Steve demonstrated an uncanny gift with wildlife from a very young age. He would go on field trips with his family right through the seventies, helping to relocate problem crocodiles, studying snakes in Queensland’s deserts and assisted the university with bird surveys.



By the 1980s, the wildlife park had expanded to four acres, had two full-time staff and was re-branded as the ‘Queensland Reptile and Fauna Park’. At this stage, Steve was enlisted by the Queensland Government to help with crocodiles, by volunteering for the East-Coast Crocodile Management Program and he captured well over 100 crocodiles, which were either relocated or housed within the family’s park.


In 1991, Steve took over the management of the small wildlife park and, soon after, he met Terri Raines, from Eugene, Oregon, when she visited the park. It was love at first sight.


Terri worked in the family construction business from 1979 until she took over the running of the company in 1984. In 1986, Terri started a wildlife rehabilitation facility called ‘Cougar Country’, specialising in predatory mammals. This work was influenced by Terri’s dad, Clarence, who would bring home wildlife he found injured on Oregon’s highways. Terri developed her animal care skills further by starting work in 1989 as a veterinary technician at an emergency veterinary hospital.

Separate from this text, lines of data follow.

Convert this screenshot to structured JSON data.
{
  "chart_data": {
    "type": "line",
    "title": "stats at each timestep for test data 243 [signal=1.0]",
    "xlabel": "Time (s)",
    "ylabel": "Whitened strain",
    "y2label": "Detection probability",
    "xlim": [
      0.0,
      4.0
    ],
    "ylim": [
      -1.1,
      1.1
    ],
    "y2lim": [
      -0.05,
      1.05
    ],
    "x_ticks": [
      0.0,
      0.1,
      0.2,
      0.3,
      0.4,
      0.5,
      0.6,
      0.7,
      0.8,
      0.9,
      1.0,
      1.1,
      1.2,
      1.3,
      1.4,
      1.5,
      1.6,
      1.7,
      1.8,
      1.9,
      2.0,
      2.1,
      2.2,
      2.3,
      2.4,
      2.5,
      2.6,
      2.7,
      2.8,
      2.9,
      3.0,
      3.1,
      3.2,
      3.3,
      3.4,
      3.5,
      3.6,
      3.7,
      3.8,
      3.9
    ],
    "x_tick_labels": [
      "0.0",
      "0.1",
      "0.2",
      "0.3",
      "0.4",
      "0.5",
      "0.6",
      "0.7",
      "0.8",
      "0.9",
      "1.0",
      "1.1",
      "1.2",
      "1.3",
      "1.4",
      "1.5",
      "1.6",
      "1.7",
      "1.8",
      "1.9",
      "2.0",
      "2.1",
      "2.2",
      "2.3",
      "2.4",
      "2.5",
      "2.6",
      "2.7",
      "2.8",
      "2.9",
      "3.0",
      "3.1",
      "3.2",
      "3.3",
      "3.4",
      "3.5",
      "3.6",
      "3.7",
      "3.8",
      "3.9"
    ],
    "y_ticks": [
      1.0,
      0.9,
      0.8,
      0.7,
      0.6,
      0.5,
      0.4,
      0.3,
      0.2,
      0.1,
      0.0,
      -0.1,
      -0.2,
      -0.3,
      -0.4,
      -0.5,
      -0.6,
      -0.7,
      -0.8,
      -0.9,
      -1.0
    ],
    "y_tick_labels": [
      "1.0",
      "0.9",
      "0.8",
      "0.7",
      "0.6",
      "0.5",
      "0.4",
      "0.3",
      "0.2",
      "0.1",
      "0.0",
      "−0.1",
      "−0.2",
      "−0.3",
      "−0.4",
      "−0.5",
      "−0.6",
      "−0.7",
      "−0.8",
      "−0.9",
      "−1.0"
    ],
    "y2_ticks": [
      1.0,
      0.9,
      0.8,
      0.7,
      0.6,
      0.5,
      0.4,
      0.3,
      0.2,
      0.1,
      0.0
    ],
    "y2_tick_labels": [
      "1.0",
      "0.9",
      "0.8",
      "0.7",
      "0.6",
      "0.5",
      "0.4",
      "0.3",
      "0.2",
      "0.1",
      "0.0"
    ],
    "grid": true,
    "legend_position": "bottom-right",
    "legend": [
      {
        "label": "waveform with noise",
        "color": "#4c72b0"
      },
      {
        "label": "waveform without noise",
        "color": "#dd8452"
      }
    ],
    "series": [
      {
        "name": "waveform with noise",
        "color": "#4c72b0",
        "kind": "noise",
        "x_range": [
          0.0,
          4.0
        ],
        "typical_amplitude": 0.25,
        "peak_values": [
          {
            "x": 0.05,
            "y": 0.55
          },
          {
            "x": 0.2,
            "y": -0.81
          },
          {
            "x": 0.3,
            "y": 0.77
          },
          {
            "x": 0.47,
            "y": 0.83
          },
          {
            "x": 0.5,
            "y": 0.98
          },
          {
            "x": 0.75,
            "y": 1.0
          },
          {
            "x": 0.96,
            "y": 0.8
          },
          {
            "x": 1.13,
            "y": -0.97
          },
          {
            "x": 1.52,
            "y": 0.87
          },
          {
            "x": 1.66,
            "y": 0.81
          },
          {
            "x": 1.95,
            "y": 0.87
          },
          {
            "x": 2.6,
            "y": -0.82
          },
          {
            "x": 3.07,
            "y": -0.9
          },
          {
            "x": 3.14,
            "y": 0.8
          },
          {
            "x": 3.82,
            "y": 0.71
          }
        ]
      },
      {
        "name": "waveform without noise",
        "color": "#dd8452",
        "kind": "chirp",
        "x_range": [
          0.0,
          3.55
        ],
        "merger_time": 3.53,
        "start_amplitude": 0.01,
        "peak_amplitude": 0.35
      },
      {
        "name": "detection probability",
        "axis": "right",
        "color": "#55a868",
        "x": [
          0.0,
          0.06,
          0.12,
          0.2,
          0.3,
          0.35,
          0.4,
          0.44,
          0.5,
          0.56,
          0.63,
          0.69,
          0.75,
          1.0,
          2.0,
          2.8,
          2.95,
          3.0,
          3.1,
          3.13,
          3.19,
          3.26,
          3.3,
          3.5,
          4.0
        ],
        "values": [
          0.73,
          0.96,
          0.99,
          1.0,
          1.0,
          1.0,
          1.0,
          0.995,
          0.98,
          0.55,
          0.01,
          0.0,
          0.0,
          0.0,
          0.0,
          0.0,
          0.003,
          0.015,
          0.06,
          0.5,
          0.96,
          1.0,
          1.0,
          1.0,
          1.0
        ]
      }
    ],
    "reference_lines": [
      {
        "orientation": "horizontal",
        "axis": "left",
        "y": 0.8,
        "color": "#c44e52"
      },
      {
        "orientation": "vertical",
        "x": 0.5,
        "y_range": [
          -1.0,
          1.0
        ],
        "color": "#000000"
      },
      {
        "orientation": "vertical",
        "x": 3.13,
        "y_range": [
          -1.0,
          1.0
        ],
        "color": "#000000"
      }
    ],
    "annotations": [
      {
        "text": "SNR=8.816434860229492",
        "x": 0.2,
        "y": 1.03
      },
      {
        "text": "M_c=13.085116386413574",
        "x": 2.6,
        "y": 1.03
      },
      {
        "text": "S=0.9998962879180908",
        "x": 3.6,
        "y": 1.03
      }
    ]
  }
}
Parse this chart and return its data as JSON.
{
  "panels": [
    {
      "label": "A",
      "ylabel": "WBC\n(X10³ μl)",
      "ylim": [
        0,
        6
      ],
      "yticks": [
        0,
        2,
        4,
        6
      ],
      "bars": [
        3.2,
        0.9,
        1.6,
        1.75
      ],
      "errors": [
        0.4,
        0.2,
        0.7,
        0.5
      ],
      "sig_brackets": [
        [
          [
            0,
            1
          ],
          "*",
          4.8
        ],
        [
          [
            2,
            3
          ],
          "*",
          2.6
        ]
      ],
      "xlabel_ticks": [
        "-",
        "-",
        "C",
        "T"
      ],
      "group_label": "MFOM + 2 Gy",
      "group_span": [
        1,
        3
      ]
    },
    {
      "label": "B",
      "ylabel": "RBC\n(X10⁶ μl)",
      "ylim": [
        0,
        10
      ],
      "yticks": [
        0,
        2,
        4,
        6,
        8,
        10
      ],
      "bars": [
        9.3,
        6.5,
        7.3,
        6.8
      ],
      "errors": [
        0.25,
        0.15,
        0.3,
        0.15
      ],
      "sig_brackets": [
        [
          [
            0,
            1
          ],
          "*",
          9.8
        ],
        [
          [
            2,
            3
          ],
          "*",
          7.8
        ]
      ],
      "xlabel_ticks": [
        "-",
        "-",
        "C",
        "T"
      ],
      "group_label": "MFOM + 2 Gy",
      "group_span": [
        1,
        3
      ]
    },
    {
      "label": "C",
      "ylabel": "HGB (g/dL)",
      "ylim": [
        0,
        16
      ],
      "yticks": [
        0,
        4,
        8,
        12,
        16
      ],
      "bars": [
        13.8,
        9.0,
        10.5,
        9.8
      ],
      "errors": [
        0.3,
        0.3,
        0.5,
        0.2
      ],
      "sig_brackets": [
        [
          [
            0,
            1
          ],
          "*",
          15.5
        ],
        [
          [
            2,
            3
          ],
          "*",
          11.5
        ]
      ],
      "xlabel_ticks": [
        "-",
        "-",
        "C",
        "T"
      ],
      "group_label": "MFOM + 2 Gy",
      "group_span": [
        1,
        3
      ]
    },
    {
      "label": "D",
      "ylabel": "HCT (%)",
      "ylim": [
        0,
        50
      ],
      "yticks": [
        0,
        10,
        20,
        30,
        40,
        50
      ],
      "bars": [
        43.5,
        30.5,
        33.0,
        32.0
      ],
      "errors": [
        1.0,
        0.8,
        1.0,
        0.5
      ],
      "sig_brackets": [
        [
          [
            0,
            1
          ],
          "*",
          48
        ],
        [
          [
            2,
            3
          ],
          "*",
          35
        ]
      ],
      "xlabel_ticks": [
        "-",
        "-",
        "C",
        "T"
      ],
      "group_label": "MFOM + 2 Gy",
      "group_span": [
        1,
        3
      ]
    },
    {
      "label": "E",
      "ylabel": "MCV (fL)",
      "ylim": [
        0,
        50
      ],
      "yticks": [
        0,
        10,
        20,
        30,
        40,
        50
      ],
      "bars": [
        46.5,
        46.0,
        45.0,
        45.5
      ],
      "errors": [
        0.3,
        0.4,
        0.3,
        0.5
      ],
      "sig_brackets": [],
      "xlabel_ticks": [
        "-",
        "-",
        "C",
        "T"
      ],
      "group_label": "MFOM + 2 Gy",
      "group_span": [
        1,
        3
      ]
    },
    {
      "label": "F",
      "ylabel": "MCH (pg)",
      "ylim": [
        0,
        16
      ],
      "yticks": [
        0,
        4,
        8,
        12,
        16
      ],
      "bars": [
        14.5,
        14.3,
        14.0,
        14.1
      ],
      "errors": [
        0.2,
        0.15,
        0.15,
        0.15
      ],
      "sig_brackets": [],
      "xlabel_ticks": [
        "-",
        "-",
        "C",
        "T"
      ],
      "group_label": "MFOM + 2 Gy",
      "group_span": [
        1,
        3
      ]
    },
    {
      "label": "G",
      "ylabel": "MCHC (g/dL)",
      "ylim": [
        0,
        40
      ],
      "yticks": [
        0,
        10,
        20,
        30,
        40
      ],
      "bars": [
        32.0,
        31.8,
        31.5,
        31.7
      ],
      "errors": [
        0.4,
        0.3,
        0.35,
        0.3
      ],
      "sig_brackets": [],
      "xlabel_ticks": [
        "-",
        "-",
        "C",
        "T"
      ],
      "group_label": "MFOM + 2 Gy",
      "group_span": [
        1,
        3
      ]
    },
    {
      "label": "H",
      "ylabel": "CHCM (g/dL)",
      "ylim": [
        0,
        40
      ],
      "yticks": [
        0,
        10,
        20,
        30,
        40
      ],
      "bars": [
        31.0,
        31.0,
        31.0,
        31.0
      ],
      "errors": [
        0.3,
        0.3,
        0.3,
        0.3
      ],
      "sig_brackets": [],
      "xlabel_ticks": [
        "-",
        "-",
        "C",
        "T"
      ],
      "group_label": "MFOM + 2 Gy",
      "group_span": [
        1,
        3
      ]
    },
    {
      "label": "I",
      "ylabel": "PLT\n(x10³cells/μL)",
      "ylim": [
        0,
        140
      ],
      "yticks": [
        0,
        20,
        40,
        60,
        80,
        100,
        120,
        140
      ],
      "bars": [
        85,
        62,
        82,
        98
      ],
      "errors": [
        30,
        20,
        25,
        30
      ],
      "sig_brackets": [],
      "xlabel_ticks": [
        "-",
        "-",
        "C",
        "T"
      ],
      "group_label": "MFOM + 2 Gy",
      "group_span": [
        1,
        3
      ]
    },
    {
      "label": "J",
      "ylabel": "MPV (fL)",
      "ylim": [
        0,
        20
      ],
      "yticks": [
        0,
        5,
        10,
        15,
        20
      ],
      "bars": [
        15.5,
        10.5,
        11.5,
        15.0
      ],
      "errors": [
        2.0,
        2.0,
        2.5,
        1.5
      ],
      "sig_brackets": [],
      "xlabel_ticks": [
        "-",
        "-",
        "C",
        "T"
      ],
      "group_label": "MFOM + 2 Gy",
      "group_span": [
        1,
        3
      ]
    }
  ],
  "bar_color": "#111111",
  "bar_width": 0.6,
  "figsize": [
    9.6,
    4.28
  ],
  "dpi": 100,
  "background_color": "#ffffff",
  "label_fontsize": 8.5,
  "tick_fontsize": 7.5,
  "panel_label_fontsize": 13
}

Her life changed dramatically when, on June 4, 1992, she married Steve and began a life of adventure.


Instead of a honeymoon, the couple took the chance to embark on a crocodile rescue mission, filming this experience. This became the first episode of The Crocodile Hunter documentary series. Steve and Terri would go on to film over 300 episodes of The Crocodile Hunter, Croc Diaries, Croc Files, New Breed Vets, Ghosts of War and Bindi: The Jungle Girl. These programs have been enjoyed by over 500 million viewers world-wide.


The 1990s brought many changes. Steve’s parents retired, and Steve and Terri changed the name of their now growing wildlife park to ‘Australia Zoo’.


In 1998 Steve and Terri were blessed with their first child. Bindi was born on 24 July. Steve named her after one of his favourite crocodiles. “Bindi” also means ‘young girl’ in some Indigenous Australian dialects.


Steve and Terri had a perfect little girl and now hoped for a son. On December 1, 2003, Robert was born. Robert is the mirror image of his father and loves photography, mountain biking and reptiles.


As filming generated extra funds, Steve and Terri had agreed to put all money raised from filming and merchandise back into conservation. From its humble beginnings as an avocado packing shed, they established the Australia Zoo Wildlife Hospital. In 2004, Steve dedicated the Australia Zoo Wildlife Hospital to his mum, after her tragic passing 2000. This world-class facility continues to rescue, rehabilitate and release over 7000 native Australian animals every year.



On September 4, 2006, we heartbreakingly lost Steve in an accident while he was snorkelling on the Great Barrier Reef. The world mourned with us.


Terri, Bindi and Robert’s efforts today honour the greatest Wildlife Warrior that ever lived. They are ensuring that Steve’s legacy lives on. Australia Zoo now encompasses over 700 acres and employs over 500 staff, continuing Steve’s mission of “Conservation Through Exciting Education”.